UNIFIED COMMAND NEWS RELEASE
MAYFLOWER, AR — The Unified Command will be initiating a reentry plan for the evacuated residents in the Northwoods subdivision to safely return to their homes over the next few weeks.
“One month following the spill, we have made significant progress with our recovery efforts in the Northwoods neighborhood and are hopeful we can begin to get residents back into their homes very soon,” said Faulkner County Judge Allen Dodson. “We regret that they have been displaced for so long, but we are doing our best to ensure the job is done right and done safely — something that we cannot sacrifice for the sake of expediency.”
Currently, storm drain replacement is taking place on North Starlite Road, including repairing the street and replacing curbs. Once this is done, replacement of trees and landscaping the homes impacted by the cleanup can begin. Evacuated residents are given updated progress reports on a continuous basis.
The reentry plan includes step-by-step activities that evacuated residents should complete inside their homes to prepare for air monitoring and sampling that the U.S. Environmental Protection Agency (EPA) and ExxonMobil will conduct. Final recommendations for reentry will be based on analysis of the results and coordinated by the Arkansas Department of Health (ADH).

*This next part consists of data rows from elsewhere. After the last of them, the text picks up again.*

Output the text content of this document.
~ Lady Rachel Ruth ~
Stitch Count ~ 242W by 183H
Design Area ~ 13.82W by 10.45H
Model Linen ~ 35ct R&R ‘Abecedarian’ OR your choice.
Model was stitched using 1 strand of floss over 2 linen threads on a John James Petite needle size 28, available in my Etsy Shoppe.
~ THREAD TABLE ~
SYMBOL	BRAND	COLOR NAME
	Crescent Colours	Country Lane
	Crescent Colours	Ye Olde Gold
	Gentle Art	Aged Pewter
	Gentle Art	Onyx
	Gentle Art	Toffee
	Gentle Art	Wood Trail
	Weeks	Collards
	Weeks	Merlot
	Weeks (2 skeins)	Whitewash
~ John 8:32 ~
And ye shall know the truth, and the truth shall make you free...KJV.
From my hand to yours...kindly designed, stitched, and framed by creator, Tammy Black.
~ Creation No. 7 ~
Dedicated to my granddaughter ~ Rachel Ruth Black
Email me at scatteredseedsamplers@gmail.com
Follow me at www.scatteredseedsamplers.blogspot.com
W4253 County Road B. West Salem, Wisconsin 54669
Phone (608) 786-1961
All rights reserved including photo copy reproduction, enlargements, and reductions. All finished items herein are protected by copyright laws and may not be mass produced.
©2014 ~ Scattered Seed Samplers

Additionally, ExxonMobil continues to honor all valid claims. Any resident that has been impacted by the spill should contact the claims hotline at 1-800-876-9291.
In the cove, heavy debris removal is almost complete. Any remaining visible oil is being cleaned up by work crews. Specific sections of the recovery sites will soon transition to remediation and restoration after thorough inspections by EPA, the Arkansas Department of Environmental Quality (ADEQ) and Faulkner County Judge Dodson. The majority of freestanding oil has been cleaned up.
For 28 consecutive days, data from the air monitors in the Mayflower community have shown levels that are either non-detect or below action levels established by ADH. Ongoing air quality monitoring is being conducted by ExxonMobil.
Based on an analysis of all samples taken to date, ADEQ and ExxonMobil have no evidence upon which to conclude that oil from the spill has reached the main body of Lake Conway or Palarm Creek. All air and water data are posted on the ADEQ website at www.adeq.state.ar.us.